Why had something so initially unpalatable, so disappointing, suddenly become so good overnight? Audio quality, for one. A first-time listen should always come from the best speakers available, but there was more.
I had skipped my ritual.
I think my first-time listen ritual might be more than just a silly routine. It’s more about preparation. The songs I had listened to that first night were the same songs I listened to the next day, but somehow I heard them differently. I was more prepared for appreciation.
When I was 20 years old I studied in Greece and Italy for a semester. I’d taken a world mythology course in high school that turned me on to Greek and Roman mythology. I’d read most of the big Greek tragedies and couldn’t wait to actually visit the places I’d explored in my imagination.

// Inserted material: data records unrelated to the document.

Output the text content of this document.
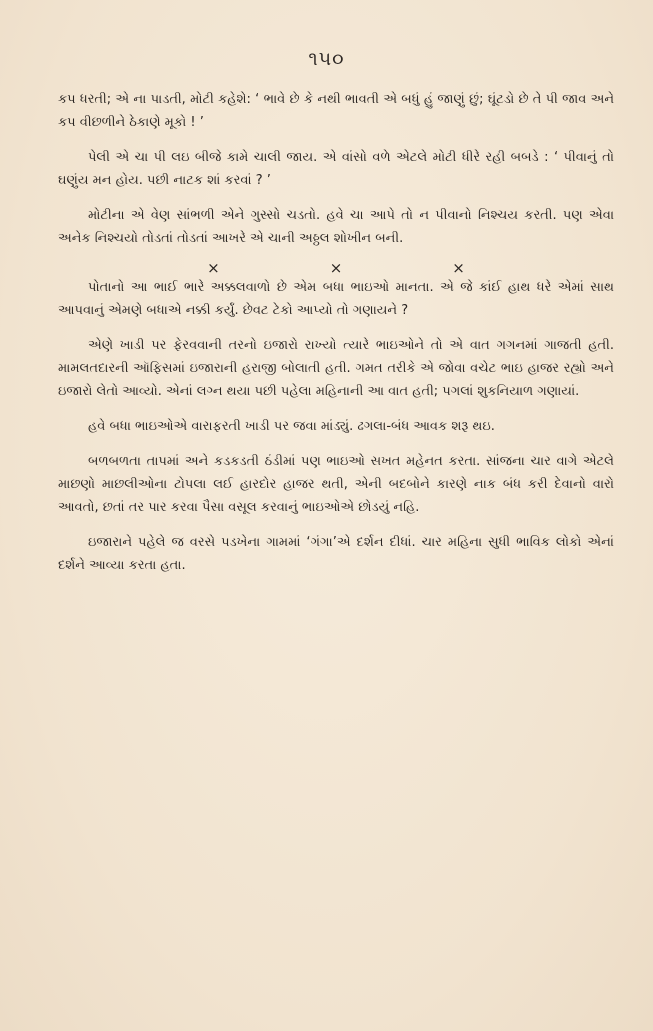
૧૫૦

કપ ધરતી; એ ના પાડતી, મોટી કહેશે: ‘ ભાવે છે કે નથી ભાવતી એ બધું હું જાણું છું; ઘૂંટડો છે તે પી જાવ અને કપ વીછળીને ઠેકાણે મૂકો ! ’

પેલી એ ચા પી લઇ બીજે કામે ચાલી જાય. એ વાંસો વળે એટલે મોટી ધીરે રહી બબડે : ‘ પીવાનું તો ઘણુંય મન હોય. પછી નાટક શાં કરવાં ? ’

મોટીના એ વેણ સાંભળી એને ગુસ્સો ચડતો. હવે ચા આપે તો ન પીવાનો નિશ્ચય કરતી. પણ એવા અનેક નિશ્ચયો તોડતાં તોડતાં આખરે એ ચાની અઠ્ઠલ શોખીન બની.

×	×	×

પોતાનો આ ભાઈ ભારે અક્કલવાળો છે એમ બધા ભાઇઓ માનતા. એ જે કાંઈ હાથ ધરે એમાં સાથ આપવાનું એમણે બધાએ નક્કી કર્યું. છેવટ ટેકો આપ્યો તો ગણાયને ?

એણે ખાડી પર ફેરવવાની તરનો ઇજારો રાખ્યો ત્યારે ભાઇઓને તો એ વાત ગગનમાં ગાજતી હતી. મામલતદારની ઑફિસમાં ઇજારાની હરાજી બોલાતી હતી. ગમત તરીકે એ જોવા વચેટ ભાઇ હાજર રહ્યો અને ઇજારો લેતો આવ્યો. એનાં લગ્ન થયા પછી પહેલા મહિનાની આ વાત હતી; પગલાં શુકનિયાળ ગણાયાં.

હવે બધા ભાઇઓએ વારાફરતી ખાડી પર જવા માંડ્યું. ઢગલા-બંધ આવક શરૂ થઇ.

બળબળતા તાપમાં અને કડકડતી ઠંડીમાં પણ ભાઇઓ સખત મહેનત કરતા. સાંજના ચાર વાગે એટલે માછણો માછલીઓના ટોપલા લઈ હારદોર હાજર થતી, એની બદબોને કારણે નાક બંધ કરી દેવાનો વારો આવતો, છતાં તર પાર કરવા પૈસા વસૂલ કરવાનું ભાઇઓએ છોડયું નહિ.

ઇજારાને પહેલે જ વરસે પડખેના ગામમાં ‘ગંગા’એ દર્શન દીધાં. ચાર મહિના સુધી ભાવિક લોકો એનાં દર્શને આવ્યા કરતા હતા.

On one weekend trip to mount Delphi, I stood in awe before the ruins of the legendary oracle, while a few of my fellow students groused about the heat and second-guessed whether they’d gotten a good enough deal on souvenirs they’d purchased in Athens the day before. Were they not looking at the same magnificent creation I was? Why was my experience so different from theirs?
We weren’t equally prepared.
While I appear the wise, cultured one in the Delphi example, there are countless ways in which I’m not. I don’t appreciate, for example, the beauty of calculus in the way my math teacher friends do.
I’ve no doubt the beauty exists, but I stopped engaging in the necessary rituals of higher math around the age of 19. I’m no longer prepared to appreciate it. There was a time when I was, but in this case my memory is as inadequate as my computer speakers for transmitting the message.
I wonder, as my daughters go off to school, or as I ask my students to write thoughtful and original compositions, have I helped prepare them enough for success? Have I helped them listen through the right speakers? Have I fostered the right habits to prepare them to really hear what they need to hear and do what they need to do?
I hope so.
Not all forms of preparation are ritualistic, and not all rituals lead to preparation. Some aren’t even healthy. But mindful preparation — for ourselves and for those we influence — is something I aspire to promote because more than just my “relationship” with Mason Jennings may depend on it.